State of emergency declared in tropical paradise
Seychelles President Wavel Ramkalawan has declared a state of emergency after a blast at an explosives depot and heavy flooding caused widespread devastation in the East African island country.
According to a statement published on the presidency’s website on Thursday, the explosion caused “massive damage” to the Providence Industrial Estate and surrounding areas on the Indian Ocean archipelago’s main island of Mahe.
The blast, which the BBC said occurred just after 02:00 local time, shook the island and also damaged the Seychelles international airport located about 2.5 miles (4 kilometers) away from the explosive depot.
However, a statement posted on the government’s official Visit Seychelles account on X (formerly Twitter) said the aviation hub “is still operational and ferry services between islands are operating for visitors.”

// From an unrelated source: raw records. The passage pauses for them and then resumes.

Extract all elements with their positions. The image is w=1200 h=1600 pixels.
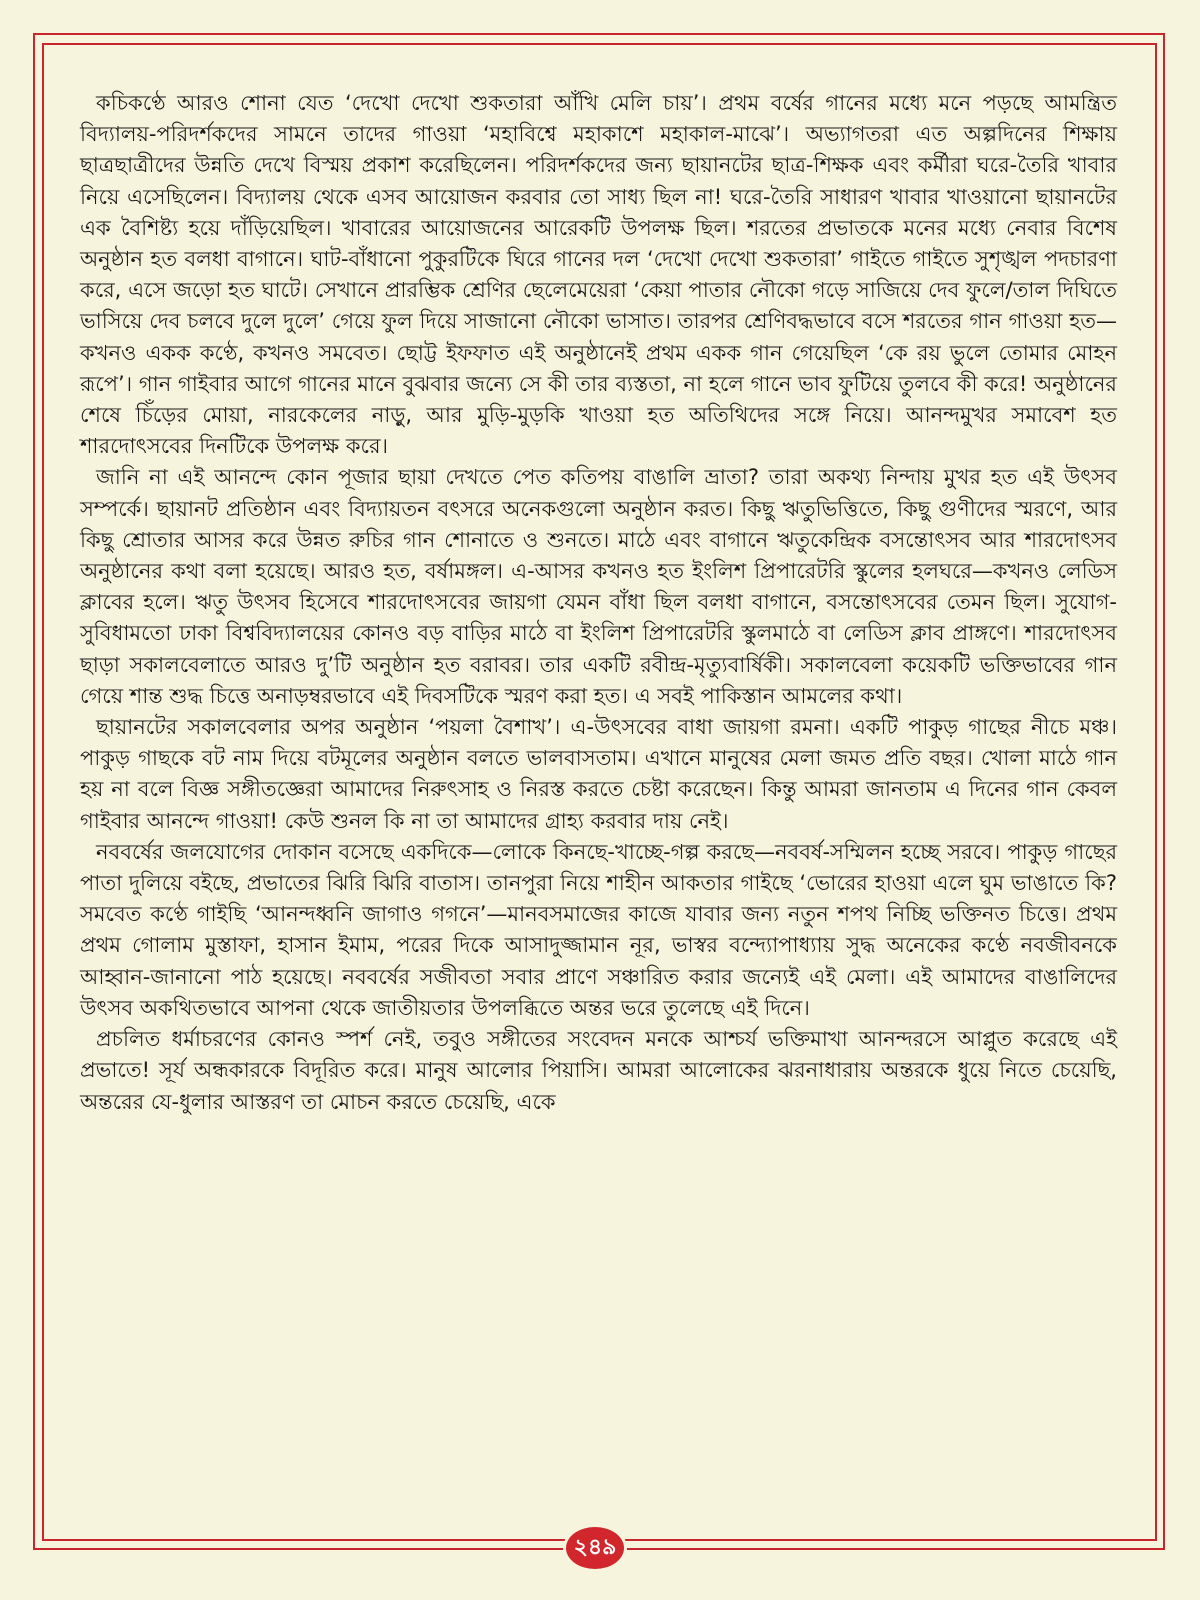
paragraph-5: প্রচলিত ধর্মাচরণের কোনও স্পর্শ নেই, তবুও সঙ্গীতের সংবেদন মনকে আশ্চর্য ভক্তিমাখা আনন্দরসে আপ্লুত করেছে এই প্রভাতে! সূর্য অন্ধকারকে বিদূরিত করে। মানুষ আলোর পিয়াসি। আমরা আলোকের ঝরনাধারায় অন্তরকে ধুয়ে নিতে চেয়েছি, অন্তরের যে-ধুলার আস্তরণ তা মোচন করতে চেয়েছি, একে xyxy=(80,1027,1117,1114)
body-text xyxy=(80,88,1117,1118)
paragraph-1: কচিকণ্ঠে আরও শোনা যেত ‘দেখো দেখো শুকতারা আঁখি মেলি চায়’। প্রথম বর্ষের গানের মধ্যে মনে পড়ছে আমন্ত্রিত বিদ্যালয়-পরিদর্শকদের সামনে তাদের গাওয়া ‘মহাবিশ্বে মহাকাশে মহাকাল-মাঝে’। অভ্যাগতরা এত অল্পদিনের শিক্ষায় ছাত্রছাত্রীদের উন্নতি দেখে বিস্ময় প্রকাশ করেছিলেন। পরিদর্শকদের জন্য ছায়ানটের ছাত্র-শিক্ষক এবং কর্মীরা ঘরে-তৈরি খাবার নিয়ে এসেছিলেন। বিদ্যালয় থেকে এসব আয়োজন করবার তো সাধ্য ছিল না! ঘরে-তৈরি সাধারণ খাবার খাওয়ানো ছায়ানটের এক বৈশিষ্ট্য হয়ে দাঁড়িয়েছিল। খাবারের আয়োজনের আরেকটি উপলক্ষ ছিল। শরতের প্রভাতকে মনের মধ্যে নেবার বিশেষ অনুষ্ঠান হত বলধা বাগানে। ঘাট-বাঁধানো পুকুরটিকে ঘিরে গানের দল ‘দেখো দেখো শুকতারা’ গাইতে গাইতে সুশৃঙ্খল পদচারণা করে, এসে জড়ো হত ঘাটে। সেখানে প্রারম্ভিক শ্রেণির ছেলেমেয়েরা ‘কেয়া পাতার নৌকো গড়ে সাজিয়ে দেব ফুলে/তাল দিঘিতে ভাসিয়ে দেব চলবে দুলে দুলে’ গেয়ে ফুল দিয়ে সাজানো নৌকো ভাসাত। তারপর শ্রেণিবদ্ধভাবে বসে শরতের গান গাওয়া হত—কখনও একক কণ্ঠে, কখনও সমবেত। ছোট্ট ইফফাত এই অনুষ্ঠানেই প্রথম একক গান গেয়েছিল ‘কে রয় ভুলে তোমার মোহন রূপে’। গান গাইবার আগে গানের মানে বুঝবার জন্যে সে কী তার ব্যস্ততা, না হলে গানে ভাব ফুটিয়ে তুলবে কী করে! অনুষ্ঠানের শেষে চিঁড়ের মোয়া, নারকেলের নাড়ু, আর মুড়ি-মুড়কি খাওয়া হত অতিথিদের সঙ্গে নিয়ে। আনন্দমুখর সমাবেশ হত শারদোৎসবের দিনটিকে উপলক্ষ করে। xyxy=(80,91,1117,459)
paragraph-4: নববর্ষের জলযোগের দোকান বসেছে একদিকে—লোকে কিনছে-খাচ্ছে-গল্প করছে—নববর্ষ-সম্মিলন হচ্ছে সরবে। পাকুড় গাছের পাতা দুলিয়ে বইছে, প্রভাতের ঝিরি ঝিরি বাতাস। তানপুরা নিয়ে শাহীন আকতার গাইছে ‘ভোরের হাওয়া এলে ঘুম ভাঙাতে কি? সমবেত কণ্ঠে গাইছি ‘আনন্দধ্বনি জাগাও গগনে’—মানবসমাজের কাজে যাবার জন্য নতুন শপথ নিচ্ছি ভক্তিনত চিত্তে। প্রথম প্রথম গোলাম মুস্তাফা, হাসান ইমাম, পরের দিকে আসাদুজ্জামান নূর, ভাস্বর বন্দ্যোপাধ্যায় সুদ্ধ অনেকের কণ্ঠে নবজীবনকে আহ্বান-জানানো পাঠ হয়েছে। নববর্ষের সজীবতা সবার প্রাণে সঞ্চারিত করার জন্যেই এই মেলা। এই আমাদের বাঙালিদের উৎসব অকথিতভাবে আপনা থেকে জাতীয়তার উপলব্ধিতে অন্তর ভরে তুলেছে এই দিনে। xyxy=(80,839,1117,1020)
paragraph-3: ছায়ানটের সকালবেলার অপর অনুষ্ঠান ‘পয়লা বৈশাখ’। এ-উৎসবের বাধা জায়গা রমনা। একটি পাকুড় গাছের নীচে মঞ্চ। পাকুড় গাছকে বট নাম দিয়ে বটমূলের অনুষ্ঠান বলতে ভালবাসতাম। এখানে মানুষের মেলা জমত প্রতি বছর। খোলা মাঠে গান হয় না বলে বিজ্ঞ সঙ্গীতজ্ঞেরা আমাদের নিরুৎসাহ ও নিরস্ত করতে চেষ্টা করেছেন। কিন্তু আমরা জানতাম এ দিনের গান কেবল গাইবার আনন্দে গাওয়া! কেউ শুনল কি না তা আমাদের গ্রাহ্য করবার দায় নেই। xyxy=(80,715,1117,833)
page-number: ২৪৯ xyxy=(563,1524,627,1572)
paragraph-2: জানি না এই আনন্দে কোন পূজার ছায়া দেখতে পেত কতিপয় বাঙালি ভ্রাতা? তারা অকথ্য নিন্দায় মুখর হত এই উৎসব সম্পর্কে। ছায়ানট প্রতিষ্ঠান এবং বিদ্যায়তন বৎসরে অনেকগুলো অনুষ্ঠান করত। কিছু ঋতুভিত্তিতে, কিছু গুণীদের স্মরণে, আর কিছু শ্রোতার আসর করে উন্নত রুচির গান শোনাতে ও শুনতে। মাঠে এবং বাগানে ঋতুকেন্দ্রিক বসন্তোৎসব আর শারদোৎসব অনুষ্ঠানের কথা বলা হয়েছে। আরও হত, বর্ষামঙ্গল। এ-আসর কখনও হত ইংলিশ প্রিপারেটরি স্কুলের হলঘরে—কখনও লেডিস ক্লাবের হলে। ঋতু উৎসব হিসেবে শারদোৎসবের জায়গা যেমন বাঁধা ছিল বলধা বাগানে, বসন্তোৎসবের তেমন ছিল। সুযোগ-সুবিধামতো ঢাকা বিশ্ববিদ্যালয়ের কোনও বড় বাড়ির মাঠে বা ইংলিশ প্রিপারেটরি স্কুলমাঠে বা লেডিস ক্লাব প্রাঙ্গণে। শারদোৎসব ছাড়া সকালবেলাতে আরও দু’টি অনুষ্ঠান হত বরাবর। তার একটি রবীন্দ্র-মৃত্যুবার্ষিকী। সকালবেলা কয়েকটি ভক্তিভাবের গান গেয়ে শান্ত শুদ্ধ চিত্তে অনাড়ম্বরভাবে এই দিবসটিকে স্মরণ করা হত। এ সবই পাকিস্তান আমলের কথা। xyxy=(80,465,1117,708)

Heavy rains overnight have additionally triggered flooding and landslides, complicating emergency response efforts to both disasters, which President Ramkalawan has described as a “calamity” for the country.
The BBC reported that three people died when their homes were destroyed, while Reuters cited authorities as saying that at least two people were killed by the flooding.
“Everyone is being asked to stay at home. All schools will be closed. Only workers in the essential services and persons travelling will be allowed free movement,” the office of the president stated.
The measure is to “allow the emergency services to carry out essential work,” it added.
Flooding in the Seychelles, Africa’s least populous country with about 100,000 people, is the latest extreme weather event to strike East Africa. Heavy rains and flash floods blamed on the El Nino weather phenomenon have ravaged parts of the region since October, reportedly killing over 350 people and displacing over one million across Somalia, Kenya, Ethiopia, and Tanzania.
The Kenyan government reported late last month that severe flooding had killed at least 120 people and displaced nearly 90,000 families. Floods have also killed at least 96 people and displaced 700,000 in neighboring Somalia, according to officials.